İKİ ADIMDA MEMNUNİYET!

Talat Yavuz
11 Ağustos 2025 Pazartesi 10:52
Milli Eğitim Bakanlığı, geçen hafta iki önemli adım attı: Mazerete dayalı iller arası yer değişikliğinde, tercihlerine yerleşemeyen öğretmenlere il emri verdi ve kariyer kılavuzunu yayınladı.
Bir anda ülkede olumlu bir iklim oluştu ve öğretmenler bakanlığı çiçek bahçesine çevirdi. Aile yılında aile birliği önemli diyerek duyurulan il emri ve otuz yedi bin öğretmenin yararlanacağı uzman öğretmenlik ve başöğretmenlik duyurusu, yavaş yavaş okulların açılacağı günlere yaklaştığımız bu günlerde, bekleyen diğer önemli taleplerin de karşılanacağı umudunu artırdı. Özellikle, yetersiz kontenjandan dolayı iller arasında normal yer değiştirme takviminde tercih dahi yapamayan öğretmenlerin, “ikinci il dışı tayin hakkı istiyoruz” diye bir süredir sosyal medyada yürüttükleri kampanyayı, telefon trafiğine çevirdikleri anlaşılıyor.

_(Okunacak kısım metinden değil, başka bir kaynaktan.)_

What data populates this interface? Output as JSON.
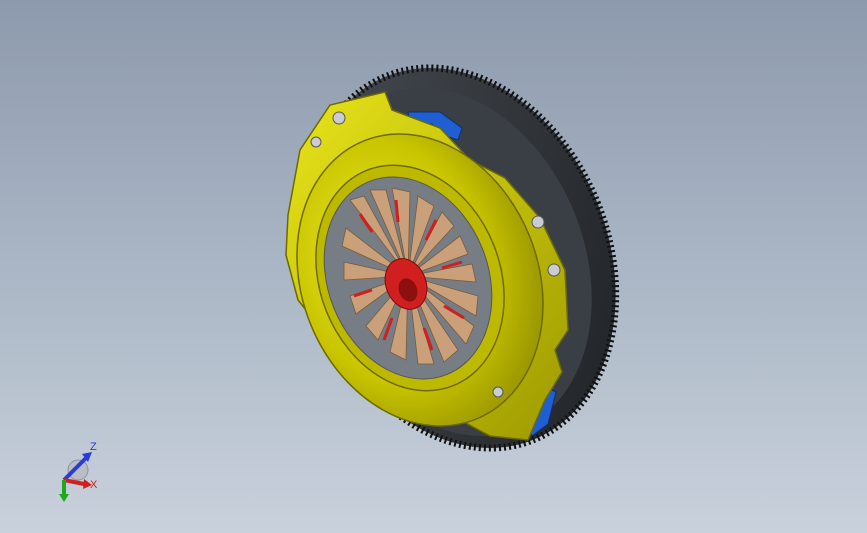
{
  "viewport": {
    "background_top": "#8d9aad",
    "background_bottom": "#c9d1dc"
  },
  "model": {
    "pressure_plate_color": "#c8c400",
    "flywheel_ring_color": "#2b2f33",
    "diaphragm_color": "#caa07a",
    "hub_color": "#d11e1e",
    "lever_color": "#1f5fd1"
  },
  "triad": {
    "z_label": "Z",
    "x_label": "X",
    "z_color": "#2a3cd8",
    "x_color": "#d21e1e",
    "y_color": "#1ea81e"
  }
}
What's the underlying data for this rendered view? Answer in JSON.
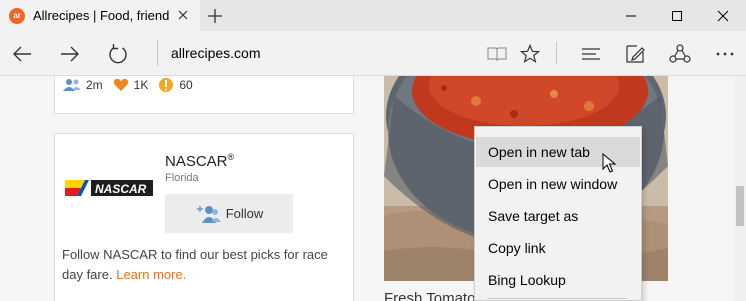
{
  "browser": {
    "tab": {
      "favicon": "allrecipes-logo-icon",
      "title": "Allrecipes | Food, friend"
    },
    "window_controls": [
      "minimize",
      "maximize",
      "close"
    ],
    "address": "allrecipes.com",
    "toolbar_icons": [
      "back-icon",
      "forward-icon",
      "refresh-icon",
      "reading-view-icon",
      "favorites-star-icon",
      "hub-icon",
      "web-note-icon",
      "share-icon",
      "more-icon"
    ]
  },
  "page": {
    "top_card_stats": [
      {
        "icon": "followers-icon",
        "value": "2m"
      },
      {
        "icon": "heart-icon",
        "value": "1K"
      },
      {
        "icon": "badge-icon",
        "value": "60"
      }
    ],
    "brand_card": {
      "logo_text": "NASCAR",
      "name": "NASCAR",
      "trademark": "®",
      "location": "Florida",
      "follow_label": "Follow",
      "description": "Follow NASCAR to find our best picks for race day fare.",
      "learn_more": "Learn more."
    },
    "recipe_caption": "Fresh Tomato"
  },
  "context_menu": {
    "items": [
      {
        "label": "Open in new tab",
        "hovered": true
      },
      {
        "label": "Open in new window",
        "hovered": false
      },
      {
        "label": "Save target as",
        "hovered": false
      },
      {
        "label": "Copy link",
        "hovered": false
      },
      {
        "label": "Bing Lookup",
        "hovered": false
      }
    ]
  },
  "colors": {
    "accent_orange": "#e8711c",
    "follower_blue": "#5b8fc7",
    "heart_orange": "#f0861f",
    "badge_orange": "#f5a623"
  }
}
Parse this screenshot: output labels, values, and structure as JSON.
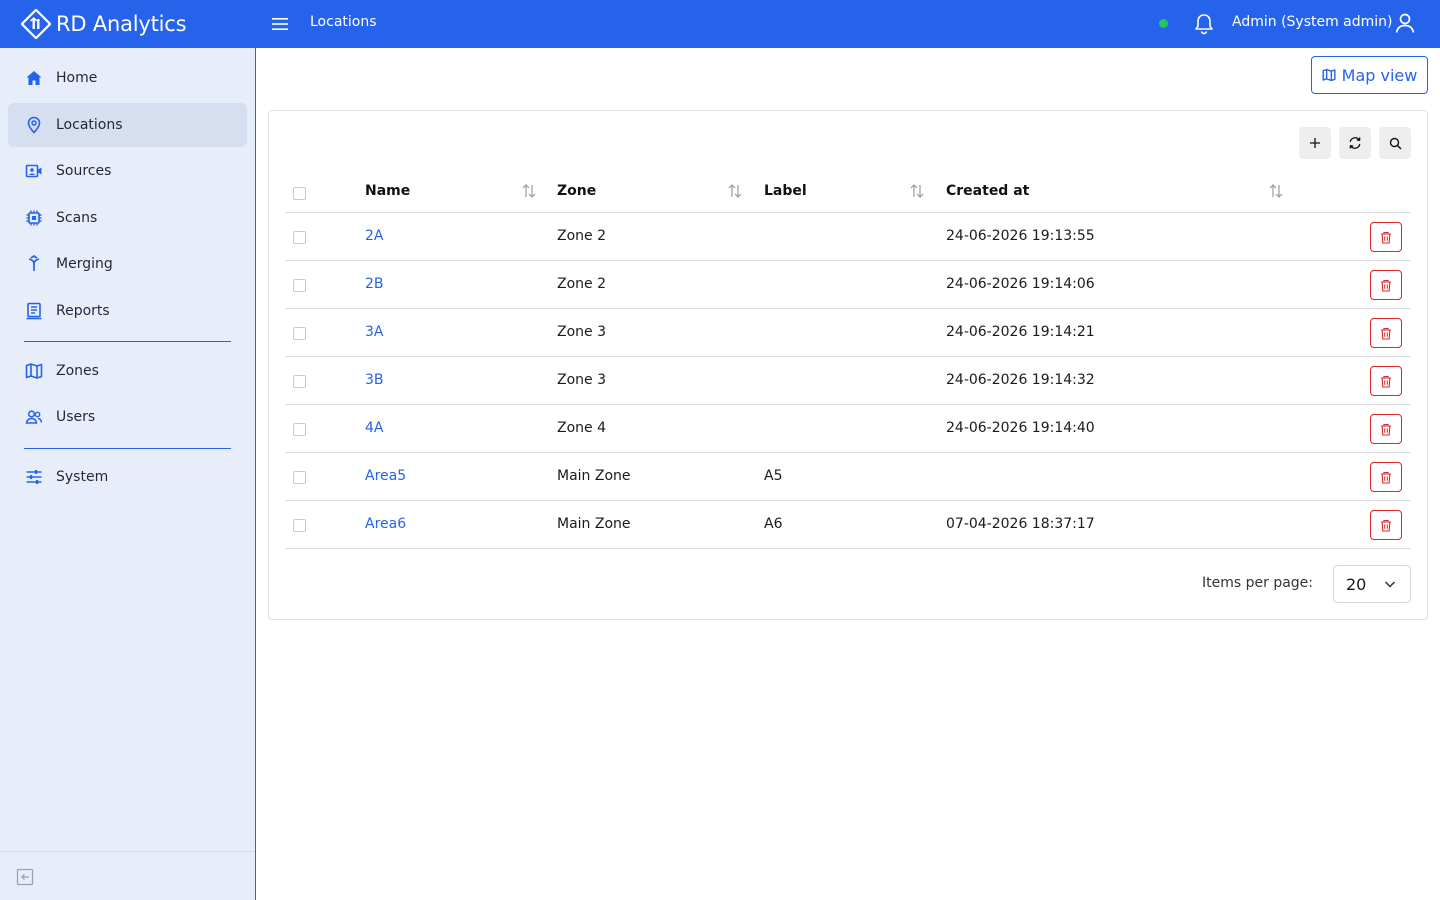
{
  "app": {
    "name": "RD Analytics"
  },
  "header": {
    "page_title": "Locations",
    "user": "Admin (System admin)"
  },
  "colors": {
    "primary": "#2563eb",
    "status_online": "#22c55e",
    "danger": "#dc2626"
  },
  "sidebar": {
    "items": [
      {
        "label": "Home",
        "icon": "home-icon"
      },
      {
        "label": "Locations",
        "icon": "map-pin-icon",
        "active": true
      },
      {
        "label": "Sources",
        "icon": "camera-icon"
      },
      {
        "label": "Scans",
        "icon": "chip-icon"
      },
      {
        "label": "Merging",
        "icon": "merge-icon"
      },
      {
        "label": "Reports",
        "icon": "report-icon"
      },
      {
        "label": "Zones",
        "icon": "map-icon"
      },
      {
        "label": "Users",
        "icon": "users-icon"
      },
      {
        "label": "System",
        "icon": "sliders-icon"
      }
    ]
  },
  "toolbar": {
    "map_view_label": "Map view"
  },
  "table": {
    "columns": {
      "name": "Name",
      "zone": "Zone",
      "label": "Label",
      "created_at": "Created at"
    },
    "rows": [
      {
        "name": "2A",
        "zone": "Zone 2",
        "label": "",
        "created_at": "24-06-2026 19:13:55"
      },
      {
        "name": "2B",
        "zone": "Zone 2",
        "label": "",
        "created_at": "24-06-2026 19:14:06"
      },
      {
        "name": "3A",
        "zone": "Zone 3",
        "label": "",
        "created_at": "24-06-2026 19:14:21"
      },
      {
        "name": "3B",
        "zone": "Zone 3",
        "label": "",
        "created_at": "24-06-2026 19:14:32"
      },
      {
        "name": "4A",
        "zone": "Zone 4",
        "label": "",
        "created_at": "24-06-2026 19:14:40"
      },
      {
        "name": "Area5",
        "zone": "Main Zone",
        "label": "A5",
        "created_at": ""
      },
      {
        "name": "Area6",
        "zone": "Main Zone",
        "label": "A6",
        "created_at": "07-04-2026 18:37:17"
      }
    ]
  },
  "pagination": {
    "items_per_page_label": "Items per page:",
    "items_per_page": "20"
  }
}
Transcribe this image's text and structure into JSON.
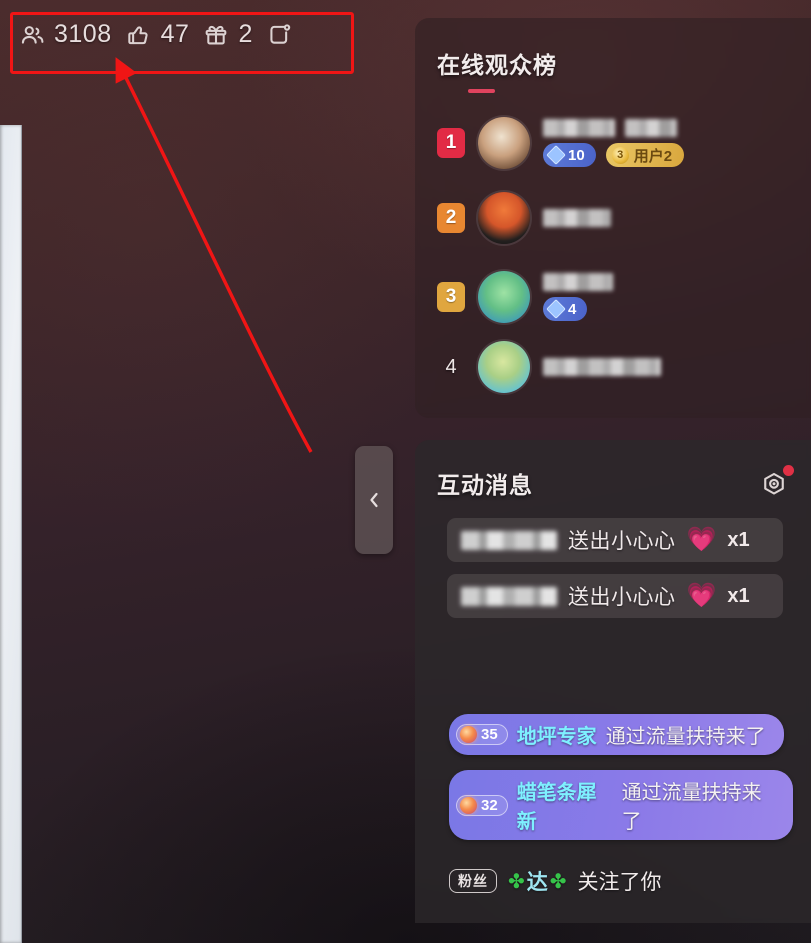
{
  "stats": [
    {
      "icon": "viewers-icon",
      "value": "3108"
    },
    {
      "icon": "thumbs-up-icon",
      "value": "47"
    },
    {
      "icon": "gift-icon",
      "value": "2"
    },
    {
      "icon": "share-icon",
      "value": ""
    }
  ],
  "annotation": {
    "shape": "red-rectangle",
    "color": "#f01515",
    "arrow": "red-arrow-pointing-to-viewer-count"
  },
  "viewers_panel": {
    "title": "在线观众榜",
    "accent_color": "#e0435e",
    "rows": [
      {
        "rank": "1",
        "rank_color": "#e22b45",
        "name": "",
        "badges": [
          {
            "type": "level",
            "icon": "diamond-icon",
            "value": "10",
            "color": "#4b63c9"
          },
          {
            "type": "fanclub",
            "icon": "fan-level-icon",
            "level": "3",
            "value": "用户2",
            "color": "#d9a73d"
          }
        ]
      },
      {
        "rank": "2",
        "rank_color": "#e88731",
        "name": "",
        "badges": []
      },
      {
        "rank": "3",
        "rank_color": "#e0a63f",
        "name": "",
        "badges": [
          {
            "type": "level",
            "icon": "diamond-icon",
            "value": "4",
            "color": "#4b63c9"
          }
        ]
      },
      {
        "rank": "4",
        "rank_color": "",
        "name": "",
        "badges": []
      }
    ]
  },
  "messages_panel": {
    "title": "互动消息",
    "settings_icon": "gear-icon",
    "has_notification_dot": true,
    "notification_color": "#e03045",
    "gifts": [
      {
        "user": "",
        "action": "送出小心心",
        "gift_icon": "heart-gift-icon",
        "count": "x1"
      },
      {
        "user": "",
        "action": "送出小心心",
        "gift_icon": "heart-gift-icon",
        "count": "x1"
      }
    ],
    "enters": [
      {
        "level": "35",
        "user": "地坪专家",
        "action": "通过流量扶持来了",
        "chip_color": "#8b7ae8"
      },
      {
        "level": "32",
        "user": "蜡笔条犀新",
        "action": "通过流量扶持来了",
        "chip_color": "#8b7ae8"
      }
    ],
    "follow": {
      "tag": "粉丝",
      "user_prefix": "✤",
      "user": "达",
      "user_suffix": "✤",
      "action": "关注了你"
    }
  },
  "collapse_button": {
    "icon": "chevron-left-icon",
    "label": "‹"
  }
}
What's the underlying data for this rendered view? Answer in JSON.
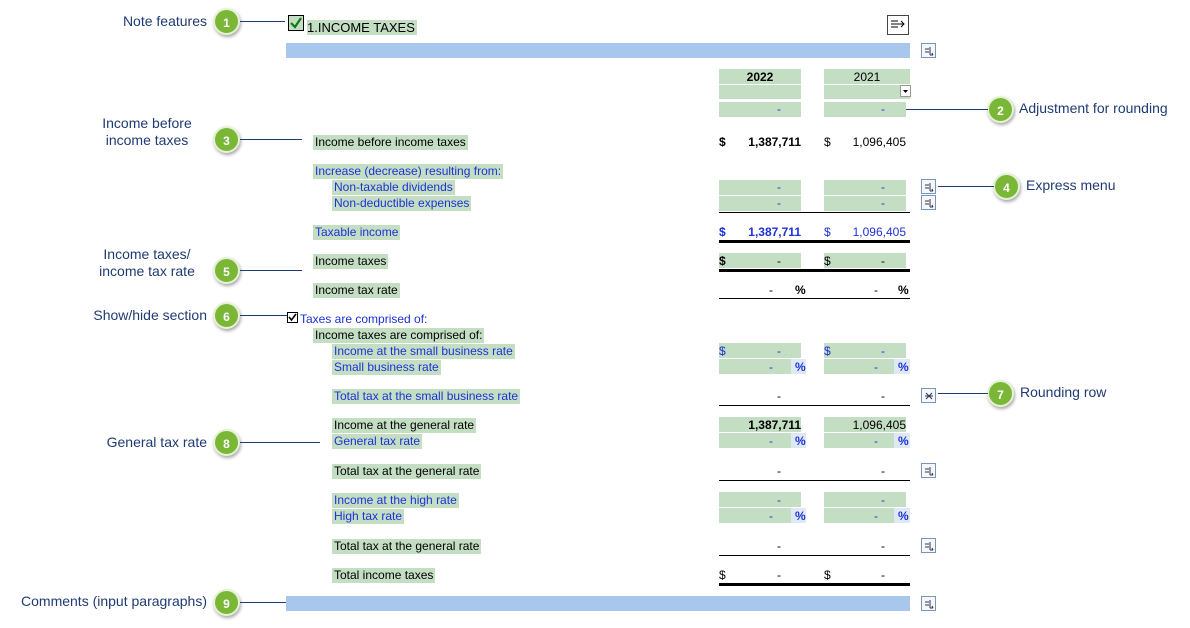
{
  "callouts": [
    {
      "n": "1",
      "label": "Note features"
    },
    {
      "n": "2",
      "label": "Adjustment for rounding"
    },
    {
      "n": "3",
      "label": "Income before income taxes"
    },
    {
      "n": "4",
      "label": "Express menu"
    },
    {
      "n": "5",
      "label": "Income taxes/ income tax rate"
    },
    {
      "n": "6",
      "label": "Show/hide section"
    },
    {
      "n": "7",
      "label": "Rounding row"
    },
    {
      "n": "8",
      "label": "General tax rate"
    },
    {
      "n": "9",
      "label": "Comments (input paragraphs)"
    }
  ],
  "header": {
    "title": "1.INCOME TAXES"
  },
  "years": {
    "current": "2022",
    "prior": "2021"
  },
  "rows": {
    "rounding": {
      "cur": "-",
      "pri": "-"
    },
    "income_before": {
      "label": "Income before income taxes",
      "cur_sym": "$",
      "cur": "1,387,711",
      "pri_sym": "$",
      "pri": "1,096,405"
    },
    "increase_heading": {
      "label": "Increase (decrease) resulting from:"
    },
    "nontaxable": {
      "label": "Non-taxable dividends",
      "cur": "-",
      "pri": "-"
    },
    "nondeductible": {
      "label": "Non-deductible expenses",
      "cur": "-",
      "pri": "-"
    },
    "taxable_income": {
      "label": "Taxable income",
      "cur_sym": "$",
      "cur": "1,387,711",
      "pri_sym": "$",
      "pri": "1,096,405"
    },
    "income_taxes": {
      "label": "Income taxes",
      "cur_sym": "$",
      "cur": "-",
      "pri_sym": "$",
      "pri": "-"
    },
    "income_tax_rate": {
      "label": "Income tax rate",
      "cur": "-",
      "pri": "-",
      "pct": "%"
    },
    "section_toggle": {
      "label": "Taxes are comprised of:"
    },
    "comprised_heading": {
      "label": "Income taxes are comprised of:"
    },
    "small_income": {
      "label": "Income at the small business rate",
      "cur_sym": "$",
      "cur": "-",
      "pri_sym": "$",
      "pri": "-"
    },
    "small_rate": {
      "label": "Small business rate",
      "cur": "-",
      "pri": "-",
      "pct": "%"
    },
    "small_total": {
      "label": "Total tax at the small business rate",
      "cur": "-",
      "pri": "-"
    },
    "general_income": {
      "label": "Income at the general rate",
      "cur": "1,387,711",
      "pri": "1,096,405"
    },
    "general_rate": {
      "label": "General tax rate",
      "cur": "-",
      "pri": "-",
      "pct": "%"
    },
    "general_total": {
      "label": "Total tax at the general rate",
      "cur": "-",
      "pri": "-"
    },
    "high_income": {
      "label": "Income at the high rate",
      "cur": "-",
      "pri": "-"
    },
    "high_rate": {
      "label": "High tax rate",
      "cur": "-",
      "pri": "-",
      "pct": "%"
    },
    "high_total": {
      "label": "Total tax at the general rate",
      "cur": "-",
      "pri": "-"
    },
    "total_taxes": {
      "label": "Total income taxes",
      "cur_sym": "$",
      "cur": "-",
      "pri_sym": "$",
      "pri": "-"
    }
  }
}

Bazı merdiven altı sendikalar duymasın, bu konuda da adım bekliyoruz, inşallah kapsamı geniş olur. Alan değişikliği talep eden öğretmen arkadaşlarımızın taleplerini dillendirmemiz konusunda biraz sabır istemiştik, kızmışlardı. Ancak onların da haklı olarak umutlandığını ve ısrarla sorduklarına şahit oluyoruz.
Yine aramızda kalsın, zamanı yaklaşıyor. Yönetmelik değişikliği sonrası iller arasında da tercih hakkı verildiğinde, daha çok kontenjan açılabilecek ve bu talep de karşılanacak diye ısrarımız, takibimiz devam ediyor. Engelli öğretmen atamalarında atanamayanlar, memur öğretenler, kariyer sisteminde süreye dâhil edilmeyen öğretmenlik öncesi görevi olanlar, kadrosuz usta öğreticiler, ücretli öğretmenler, PİCTES öğretmenleri, başka kurumlarda memur unvanı ile çalışarak öğretmenliğe geçeceği günleri 28 yıllık hasretle bekleyen 28 Şubat mağdurları, plansız ve programsızlık yüzünden atama bekleyen mezunlar… İki adımda bahara dönen bu olumlu hava, keşke geçen yıl yapılan mülakatlarda, kontenjan dâhilindeyken elenen ve atanamayan bin yüz öğretmenin, bir yıldır, kar kış, yaz demeden yaşadığı drama da çözüm olabilse. Bu ülke bu problemi çözmeli diyorum, bu gözyaşı normal, sıradan bir gözyaşı değil bence. Göreve geldiği ilk günden beri çok önemli adımlar atan, popülizm değil ülke gerçeklerine göre kararlar alan ve bugünlerde bu sıkı duruşu sisteme dönüştürmeye çalışan Sayın Bakanın çabasını anlamlı ve gelecek günler adına stratejik buluyorum.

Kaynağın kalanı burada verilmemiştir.